Aunt Leonard was my mom”s youngest sister, and she died at the age of 55. In my book, that’s way too young. My youngest daughter and I just spent a weekend with her and Uncle Honey in August this year. Then, they kept my youngest daughter so they could enjoy her for about a week before bringing her to where I was staying at my foster parent’s house. They truly enjoyed spending time with her, and she with them. They dubbed her a mini-me and Aunt Leonard said she reminded her of me when I was 11-years-old.
No mention of my Aunt Leonard would be complete without a story. Aunt Leonard loved family stories, and told them every single time she got together with anyone in our family. She was definitely the family story teller – and now? Of course I wish I had written down all of her stories. But alas, that’s what memories are for.
Last year when I saw her, she had all of the family photos she owned out and as we went through them, she’d get to telling a story and both of us would laugh until we had tears running down our faces, and had to get up and tinkle between stories because we had laughed so hard.
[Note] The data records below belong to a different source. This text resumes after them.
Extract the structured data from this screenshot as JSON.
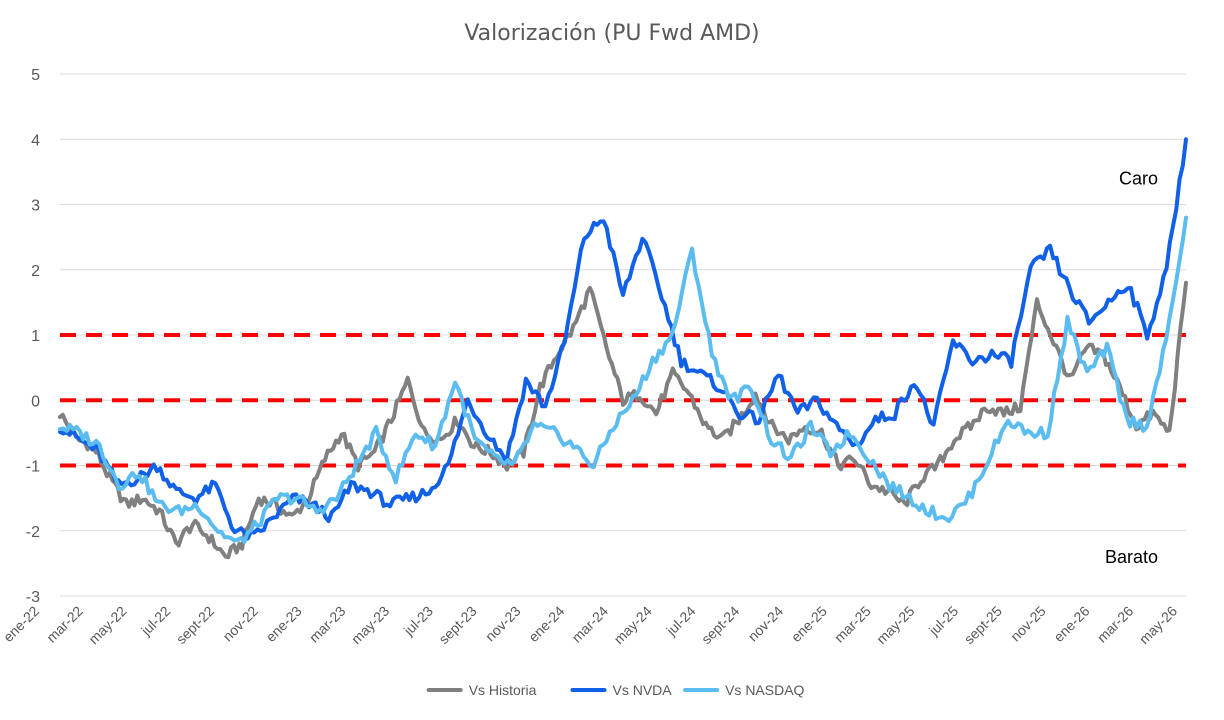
{
  "chart_data": {
    "type": "line",
    "title": "Valorización (PU Fwd AMD)",
    "xlabel": "",
    "ylabel": "",
    "ylim": [
      -3,
      5
    ],
    "yticks": [
      "5",
      "4",
      "3",
      "2",
      "1",
      "0",
      "-1",
      "-2",
      "-3"
    ],
    "x_tick_labels": [
      "ene-22",
      "mar-22",
      "may-22",
      "jul-22",
      "sept-22",
      "nov-22",
      "ene-23",
      "mar-23",
      "may-23",
      "jul-23",
      "sept-23",
      "nov-23",
      "ene-24",
      "mar-24",
      "may-24",
      "jul-24",
      "sept-24",
      "nov-24",
      "ene-25",
      "mar-25",
      "may-25",
      "jul-25",
      "sept-25",
      "nov-25",
      "ene-26",
      "mar-26",
      "may-26"
    ],
    "grid": "horizontal",
    "legend_position": "bottom",
    "reference_lines": [
      {
        "y": 1,
        "color": "#ff0000",
        "style": "dashed"
      },
      {
        "y": 0,
        "color": "#ff0000",
        "style": "dashed"
      },
      {
        "y": -1,
        "color": "#ff0000",
        "style": "dashed"
      }
    ],
    "annotations": [
      {
        "text": "Caro",
        "x": "may-26",
        "y": 3.4
      },
      {
        "text": "Barato",
        "x": "may-26",
        "y": -2.4
      }
    ],
    "series": [
      {
        "name": "Vs Historia",
        "color": "#808080",
        "values": [
          -0.2,
          -0.6,
          -0.7,
          -1.2,
          -1.6,
          -1.5,
          -1.7,
          -2.2,
          -1.9,
          -2.1,
          -2.4,
          -2.2,
          -1.5,
          -1.6,
          -1.8,
          -1.5,
          -0.9,
          -0.5,
          -1.0,
          -0.8,
          -0.3,
          0.3,
          -0.5,
          -0.6,
          -0.3,
          -0.7,
          -0.8,
          -1.0,
          -0.8,
          0.2,
          0.7,
          1.1,
          1.7,
          0.8,
          0.0,
          0.1,
          -0.2,
          0.4,
          0.1,
          -0.4,
          -0.6,
          -0.3,
          0.1,
          -0.4,
          -0.6,
          -0.4,
          -0.5,
          -1.0,
          -0.9,
          -1.3,
          -1.4,
          -1.6,
          -1.2,
          -1.0,
          -0.6,
          -0.4,
          -0.1,
          -0.2,
          -0.1,
          1.5,
          0.9,
          0.3,
          0.8,
          0.7,
          0.2,
          -0.4,
          -0.2,
          -0.5,
          1.8
        ]
      },
      {
        "name": "Vs NVDA",
        "color": "#1060e8",
        "values": [
          -0.4,
          -0.6,
          -0.8,
          -1.3,
          -1.2,
          -1.0,
          -1.4,
          -1.5,
          -1.3,
          -2.0,
          -2.1,
          -1.8,
          -1.5,
          -1.6,
          -1.8,
          -1.3,
          -1.4,
          -1.6,
          -1.5,
          -1.4,
          -1.0,
          0.0,
          -0.5,
          -0.9,
          0.3,
          -0.1,
          0.9,
          2.5,
          2.8,
          1.6,
          2.5,
          1.6,
          0.6,
          0.4,
          0.2,
          -0.2,
          -0.3,
          0.4,
          -0.2,
          0.0,
          -0.4,
          -0.7,
          -0.3,
          -0.2,
          0.3,
          -0.4,
          0.9,
          0.6,
          0.7,
          0.6,
          2.0,
          2.3,
          1.7,
          1.2,
          1.5,
          1.8,
          1.0,
          2.0,
          4.0
        ]
      },
      {
        "name": "Vs NASDAQ",
        "color": "#5bbcf0",
        "values": [
          -0.4,
          -0.5,
          -0.7,
          -1.3,
          -1.1,
          -1.6,
          -1.7,
          -1.6,
          -2.0,
          -2.2,
          -1.9,
          -1.5,
          -1.5,
          -1.7,
          -1.5,
          -1.0,
          -0.5,
          -1.2,
          -0.5,
          -0.7,
          0.3,
          -0.6,
          -0.9,
          -1.0,
          -0.4,
          -0.5,
          -0.7,
          -1.0,
          -0.4,
          0.0,
          0.6,
          1.0,
          2.3,
          0.7,
          0.0,
          0.2,
          -0.6,
          -0.9,
          -0.4,
          -0.8,
          -0.5,
          -0.9,
          -1.3,
          -1.5,
          -1.7,
          -1.8,
          -1.5,
          -0.9,
          -0.3,
          -0.5,
          -0.5,
          1.2,
          0.4,
          0.8,
          -0.3,
          -0.4,
          0.9,
          2.8
        ]
      }
    ]
  }
}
Once I was an adult and had my own car, I went to see Grandma and Grandpa about once a month during nice weather. In Iowa, the winter months I wasn’t so faithful, but it was okay and they understood that I didn’t want to drive during an Iowa blizzard (and there were many blizzards in Iowa). My grandma was my LOVE lifeline – I have always contributed my being able to grow up somewhat successfully, despite living in four foster homes, to my Gramma from Tramma’s love (God’s love not withstanding). She ALWAYS loved me, and she told me so. Others may have loved me, but not with the same unconditional love that I got from my Gramma from Tramma. I was her favorite grandchild and she never hesitated to tell people that. And she had a LOT of grandchildren, since my mother was one of 13 kids (though two died in infancy, so she had 11 children living at one time or another).
Aunt Leonard once lived in a little house, just a little ways from the retirement apartments that my grandparents lived in. She drove one of those death trap Pinto cars. Many times, I’d have to push her car down the road until it got up enough speed to pop the clutch so it would start. Anyway, she told me she had a boyfriend and that he was coming over to meet me, have dinner and spend some time with her and her daughters. When he got there, she sorta introduced me to him – except she never told me his name! After a week of seeing him in and out of her house, all I ever heard was “Honey” this and “Honey” that, when she would talk to him. Hence, once they married, he became Uncle Honey to me – and always will be. Even my kids call him Uncle Honey, because that’s all I’ve ever called him. I had to relay this same story to the family and friends who came to Uncle Honey and Aunt Leonard’s house after her services and lunch. They could NOT figure out how come I called him that, since they all knew him by his given name.
In the coming days, months and years – I know that my Aunt Leonard will be another angel on my heavy shoulders. I will still want to call her regularly, just as I still want to call my Gramma from Tramma and my brother Mike. She, too, loved me unconditionally. And she loved my husband and our kids. But, I wish her Godspeed on her journey to the great promise of an eternal life. And those of us she left behind will now have to tell her stories, and laugh until tears are running down our face and we have to tinkle just to catch our breaths.
You are a special lady, love to read your letters.